Salazar travels around the city to try to fill these gaps with the Treatment Not Trauma campaign’s healing villages. Volunteer mental health providers provide free anxiety and depression screenings, reiki, and meditation with acupressure and acupuncture. However, Salazar said, a crucial aspect is informing communities around the city of mental health resources, most notably the five public mental health centers.
While Salazar finds her work rewarding, watching what these communities go through is tough.
“They’re very devastating because it does seem like COVID just put gasoline over fire.
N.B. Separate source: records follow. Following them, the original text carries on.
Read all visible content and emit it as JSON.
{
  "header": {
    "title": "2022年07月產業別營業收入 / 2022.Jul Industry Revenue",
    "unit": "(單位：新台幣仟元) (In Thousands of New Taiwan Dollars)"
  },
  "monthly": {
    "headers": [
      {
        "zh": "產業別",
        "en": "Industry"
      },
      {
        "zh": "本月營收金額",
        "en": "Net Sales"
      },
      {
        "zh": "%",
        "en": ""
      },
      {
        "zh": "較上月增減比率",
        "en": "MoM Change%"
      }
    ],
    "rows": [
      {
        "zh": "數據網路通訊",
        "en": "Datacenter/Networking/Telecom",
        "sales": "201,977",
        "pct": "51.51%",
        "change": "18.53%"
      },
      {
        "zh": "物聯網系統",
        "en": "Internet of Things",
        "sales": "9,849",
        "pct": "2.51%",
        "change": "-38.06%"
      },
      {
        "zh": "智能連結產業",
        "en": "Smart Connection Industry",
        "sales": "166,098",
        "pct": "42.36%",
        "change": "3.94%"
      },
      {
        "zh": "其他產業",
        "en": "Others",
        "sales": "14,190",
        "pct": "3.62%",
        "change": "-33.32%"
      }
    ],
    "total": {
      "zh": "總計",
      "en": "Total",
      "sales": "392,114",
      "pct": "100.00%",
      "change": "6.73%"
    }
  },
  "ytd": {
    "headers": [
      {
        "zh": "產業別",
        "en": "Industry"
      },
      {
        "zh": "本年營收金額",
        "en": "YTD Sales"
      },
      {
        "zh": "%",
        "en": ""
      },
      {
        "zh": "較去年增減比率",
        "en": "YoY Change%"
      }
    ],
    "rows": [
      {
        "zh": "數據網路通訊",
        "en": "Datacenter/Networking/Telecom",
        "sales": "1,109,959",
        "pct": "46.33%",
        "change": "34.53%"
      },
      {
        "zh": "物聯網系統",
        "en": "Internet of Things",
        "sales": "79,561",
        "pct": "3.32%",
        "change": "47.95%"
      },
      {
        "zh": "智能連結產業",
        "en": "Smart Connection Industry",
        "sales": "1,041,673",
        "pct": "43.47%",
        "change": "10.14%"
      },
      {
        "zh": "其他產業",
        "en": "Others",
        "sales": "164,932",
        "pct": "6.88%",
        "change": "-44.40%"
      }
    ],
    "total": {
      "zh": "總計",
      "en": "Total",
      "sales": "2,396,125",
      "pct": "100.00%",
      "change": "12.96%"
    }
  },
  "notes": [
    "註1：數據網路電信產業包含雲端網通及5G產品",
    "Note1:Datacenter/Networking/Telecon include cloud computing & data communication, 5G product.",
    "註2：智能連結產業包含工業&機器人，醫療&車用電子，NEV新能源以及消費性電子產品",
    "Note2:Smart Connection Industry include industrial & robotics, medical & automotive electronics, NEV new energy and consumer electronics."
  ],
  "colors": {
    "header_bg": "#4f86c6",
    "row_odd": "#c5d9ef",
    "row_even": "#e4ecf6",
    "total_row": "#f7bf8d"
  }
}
There are a lot of individuals who have losses: they’ve lost a family member, they’ve lost opportunities, they’ve lost employment, and then they’re struggling with their own family members,” Salazar said.
While Salazar knows there’s no magic wand to erase the mental health needs of Chicago, if she had her way, she’d opt for a public mental health center in every ward with holistic practices and a collaboration between the centers.
“I know staffing is very hard … especially being a Spanish-speaking practitioner, these are very difficult positions to staff, but they can be staffed, and they should be staffed with experts,” Salazar said. “But it needs to be handled in the public sector.”
Despite the plans the city has for expanding CARE to reach more residents, the advocates and organizers say CARE can never replace the closed public mental health centers they fought so hard to keep on life support—and the facilities that still endure.
Carrillo, when nudged, couldn’t say anything positive about the CARE pilot and the political leanings he believes are behind the program.
“There’s a political agenda here that was very clearly defined by [outgoing Mayor Lightfoot] from the start that police have to be part of crisis response, everybody has to bend over backward to make that narrative fit, even though the data is showing the opposite,” Carrillo said.